Man, who disarmed mass shooter at Monterey Park shares his experience

A man who bravely disarmed a shooter about a half-hour after the shooter gunned down 10 people at a Lunar New Year celebration near Los Angeles recounted the chilling encounter — and his first thought: that he “was going to die.”

After the Saturday night carnage in Monterey Park, California, the shooter, identified as 72-year-old Huu Can Tran, fled to nearby Alhambra, entering the Lai Lai Ballroom & Studio, where Brandon Tsay, 26 — unaware of the slaughter some 20 minutes earlier — confronted him in the lobby.

In an interview Monday on “Good Morning America,” Tsay, who helps his family run the venue, said he heard the ballroom’s front door click close behind him — and came face to face with “an Asian man holding a gun.”

“My first thought was, I was going to die here, this is it,” Tsay told ABC News’ Robin Roberts.

Tsay said the shooter was “looking around the room” as if he was “looking for targets — people to harm.”

“He started prepping the weapon and something came over me,” Tsay recounted.

“I realized I needed to get the weapon away from him. I needed to take this weapon, disarm him or else everybody would have died.”

“When I got the courage, I lunged at him with both my hands, grabbed the weapon and we had a struggle,” he recalled. “We struggled into the lobby, trying to get this gun away from each other. He was hitting me across the face, bashing the back of my head.”

Tsay said he used his elbows to separate the gun from the suspect during the struggle — until he finally was able to pull the weapon away and shove the man aside.

Tsay said he pointed the gun at the shooter and shouted: “Get the hell out of here! I’ll shoot! Get away! Go!”

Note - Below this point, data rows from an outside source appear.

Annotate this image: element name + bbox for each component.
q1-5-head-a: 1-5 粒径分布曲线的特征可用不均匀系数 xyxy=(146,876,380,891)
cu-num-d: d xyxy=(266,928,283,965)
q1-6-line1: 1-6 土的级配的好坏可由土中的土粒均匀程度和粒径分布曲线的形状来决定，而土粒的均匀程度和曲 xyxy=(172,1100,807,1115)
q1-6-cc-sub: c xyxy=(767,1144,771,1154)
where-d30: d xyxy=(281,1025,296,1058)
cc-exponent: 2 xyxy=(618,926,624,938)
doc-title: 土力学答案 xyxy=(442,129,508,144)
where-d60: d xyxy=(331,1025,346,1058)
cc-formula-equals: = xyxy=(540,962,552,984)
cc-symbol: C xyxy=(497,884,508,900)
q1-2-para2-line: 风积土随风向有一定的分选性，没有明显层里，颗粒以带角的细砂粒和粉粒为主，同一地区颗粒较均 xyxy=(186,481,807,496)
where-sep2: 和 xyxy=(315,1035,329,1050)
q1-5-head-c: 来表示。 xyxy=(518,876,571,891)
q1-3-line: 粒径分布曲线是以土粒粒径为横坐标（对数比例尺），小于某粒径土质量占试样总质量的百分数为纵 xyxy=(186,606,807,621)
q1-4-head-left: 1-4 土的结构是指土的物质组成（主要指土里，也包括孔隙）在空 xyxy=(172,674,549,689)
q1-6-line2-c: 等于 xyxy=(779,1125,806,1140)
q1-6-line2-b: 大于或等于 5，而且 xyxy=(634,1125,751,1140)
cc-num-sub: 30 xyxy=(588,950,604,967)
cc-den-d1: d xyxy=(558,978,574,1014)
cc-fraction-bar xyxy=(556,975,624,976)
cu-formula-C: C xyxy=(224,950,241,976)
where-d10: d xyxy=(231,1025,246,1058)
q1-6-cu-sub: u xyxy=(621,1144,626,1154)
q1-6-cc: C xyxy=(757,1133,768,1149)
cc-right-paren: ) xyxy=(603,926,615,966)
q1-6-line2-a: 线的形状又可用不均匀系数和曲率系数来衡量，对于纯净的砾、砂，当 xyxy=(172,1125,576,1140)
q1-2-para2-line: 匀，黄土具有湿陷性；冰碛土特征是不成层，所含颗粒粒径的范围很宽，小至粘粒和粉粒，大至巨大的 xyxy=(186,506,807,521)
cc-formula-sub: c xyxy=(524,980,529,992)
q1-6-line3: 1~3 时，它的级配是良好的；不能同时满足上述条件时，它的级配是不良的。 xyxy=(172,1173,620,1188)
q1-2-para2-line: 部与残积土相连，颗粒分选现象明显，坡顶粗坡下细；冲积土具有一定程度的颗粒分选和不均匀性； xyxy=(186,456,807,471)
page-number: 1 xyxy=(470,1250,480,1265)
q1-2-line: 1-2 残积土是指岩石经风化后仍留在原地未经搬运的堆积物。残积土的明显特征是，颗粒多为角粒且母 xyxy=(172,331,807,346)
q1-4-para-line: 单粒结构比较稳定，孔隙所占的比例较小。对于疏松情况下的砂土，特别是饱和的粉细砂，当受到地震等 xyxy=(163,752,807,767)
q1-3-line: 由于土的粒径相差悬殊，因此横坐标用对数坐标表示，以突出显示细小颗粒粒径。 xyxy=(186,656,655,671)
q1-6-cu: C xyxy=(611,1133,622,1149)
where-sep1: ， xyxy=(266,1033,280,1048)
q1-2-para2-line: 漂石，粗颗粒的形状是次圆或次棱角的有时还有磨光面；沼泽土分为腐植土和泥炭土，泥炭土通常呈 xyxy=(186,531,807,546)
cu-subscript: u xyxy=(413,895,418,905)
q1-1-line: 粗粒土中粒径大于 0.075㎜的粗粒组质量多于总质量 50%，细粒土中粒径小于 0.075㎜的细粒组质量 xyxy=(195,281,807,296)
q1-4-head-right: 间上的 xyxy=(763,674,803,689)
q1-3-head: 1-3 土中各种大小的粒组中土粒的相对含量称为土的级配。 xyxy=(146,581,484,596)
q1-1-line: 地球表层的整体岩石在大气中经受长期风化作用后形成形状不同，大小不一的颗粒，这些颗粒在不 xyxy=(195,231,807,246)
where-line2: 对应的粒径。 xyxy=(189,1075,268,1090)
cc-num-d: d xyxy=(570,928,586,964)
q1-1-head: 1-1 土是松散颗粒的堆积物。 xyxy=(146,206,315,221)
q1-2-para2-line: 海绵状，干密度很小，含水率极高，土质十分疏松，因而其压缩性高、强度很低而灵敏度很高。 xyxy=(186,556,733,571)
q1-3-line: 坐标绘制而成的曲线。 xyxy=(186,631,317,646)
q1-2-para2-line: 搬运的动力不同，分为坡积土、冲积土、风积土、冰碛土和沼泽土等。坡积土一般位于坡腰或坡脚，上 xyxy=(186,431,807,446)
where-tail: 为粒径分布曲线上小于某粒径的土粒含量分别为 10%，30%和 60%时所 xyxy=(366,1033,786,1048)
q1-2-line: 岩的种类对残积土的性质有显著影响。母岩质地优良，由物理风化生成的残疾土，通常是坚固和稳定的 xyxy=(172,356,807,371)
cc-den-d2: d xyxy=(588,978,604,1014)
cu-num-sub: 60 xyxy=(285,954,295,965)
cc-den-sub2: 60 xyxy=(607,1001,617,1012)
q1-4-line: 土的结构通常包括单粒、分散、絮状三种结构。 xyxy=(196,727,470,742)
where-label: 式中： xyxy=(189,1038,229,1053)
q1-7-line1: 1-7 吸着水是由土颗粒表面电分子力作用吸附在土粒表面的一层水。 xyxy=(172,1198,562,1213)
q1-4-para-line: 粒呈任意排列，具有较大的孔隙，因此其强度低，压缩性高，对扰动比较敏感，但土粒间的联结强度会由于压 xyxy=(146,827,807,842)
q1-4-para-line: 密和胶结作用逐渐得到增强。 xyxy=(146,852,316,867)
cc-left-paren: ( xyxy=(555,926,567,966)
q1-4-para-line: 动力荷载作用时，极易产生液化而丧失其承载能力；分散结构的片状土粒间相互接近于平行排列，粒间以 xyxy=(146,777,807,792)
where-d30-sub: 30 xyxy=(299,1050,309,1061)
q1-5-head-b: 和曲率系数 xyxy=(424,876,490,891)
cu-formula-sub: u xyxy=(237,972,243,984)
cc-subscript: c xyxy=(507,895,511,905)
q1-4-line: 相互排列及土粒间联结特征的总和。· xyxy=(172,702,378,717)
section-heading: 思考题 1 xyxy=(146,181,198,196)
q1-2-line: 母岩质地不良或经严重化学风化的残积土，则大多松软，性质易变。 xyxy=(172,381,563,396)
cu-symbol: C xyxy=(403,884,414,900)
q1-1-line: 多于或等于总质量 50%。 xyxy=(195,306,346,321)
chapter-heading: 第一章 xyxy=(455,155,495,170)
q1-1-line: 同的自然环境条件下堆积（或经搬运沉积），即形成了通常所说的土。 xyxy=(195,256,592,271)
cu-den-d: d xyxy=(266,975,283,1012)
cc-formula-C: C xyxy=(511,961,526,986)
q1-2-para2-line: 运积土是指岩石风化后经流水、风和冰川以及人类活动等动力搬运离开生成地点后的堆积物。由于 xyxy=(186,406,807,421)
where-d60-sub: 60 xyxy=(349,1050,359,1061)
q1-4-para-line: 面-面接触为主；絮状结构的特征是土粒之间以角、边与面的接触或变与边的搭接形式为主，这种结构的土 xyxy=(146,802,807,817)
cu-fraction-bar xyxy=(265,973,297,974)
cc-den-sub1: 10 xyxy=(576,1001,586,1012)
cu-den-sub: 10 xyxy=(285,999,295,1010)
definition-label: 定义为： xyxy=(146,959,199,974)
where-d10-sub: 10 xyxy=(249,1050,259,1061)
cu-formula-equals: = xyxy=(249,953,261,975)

“I thought he would run away, but he was just standing there contemplating whether to fight or to run,” Tsay recalled.

“I really thought I would have to shoot him and he came at me. This is when he turned around and walked out the door, jogged back to his van. I immediately called police with the gun still in my hand.”

Tsay’s older sister Brenda, who runs the business, told The New York Times the footage showed the gunman’s fierce struggle to keep control of his weapon.

“He kept coming at him,” she told the news outlet. “He really wanted the gun back.”

Tsay said he later learned the same man had opened fire at the Star Dance Studio in a predominately Asian community of Monterey Park, killing at least 10 people and wounding 10 others.

On Sunday, after a daylong manhunt, police located Tran’s vehicle along a road in Torrance, about 30 miles southwest of Monterey Park.

According to ABC, as cops pulled behind the van in a marked patrol car, the vehicle entered a shopping center parking lot. When officers exited their patrol car to approach the van, they heard one gunshot coming from inside the vehicle. The officers found Tran dead from a self-inflicted gunshot wound inside the van, which had a stolen license plate, according to authorities, ABC reported.

The Lai Lai Ballroom & Studio’s surveillance cameras captured the frightening struggle between Tran and Tsay, who told ABC he was bruised over his entire body — including across his nose and the back of his head.

“I was shaking all night. I couldn’t believe what happened,” he said. “A lot of people have been telling me how much courage I had to confront a situation like this. But you know what courage is? Courage is not the absence of fear, but rather the ability to have adversity to fear when fearful events happen such as this.”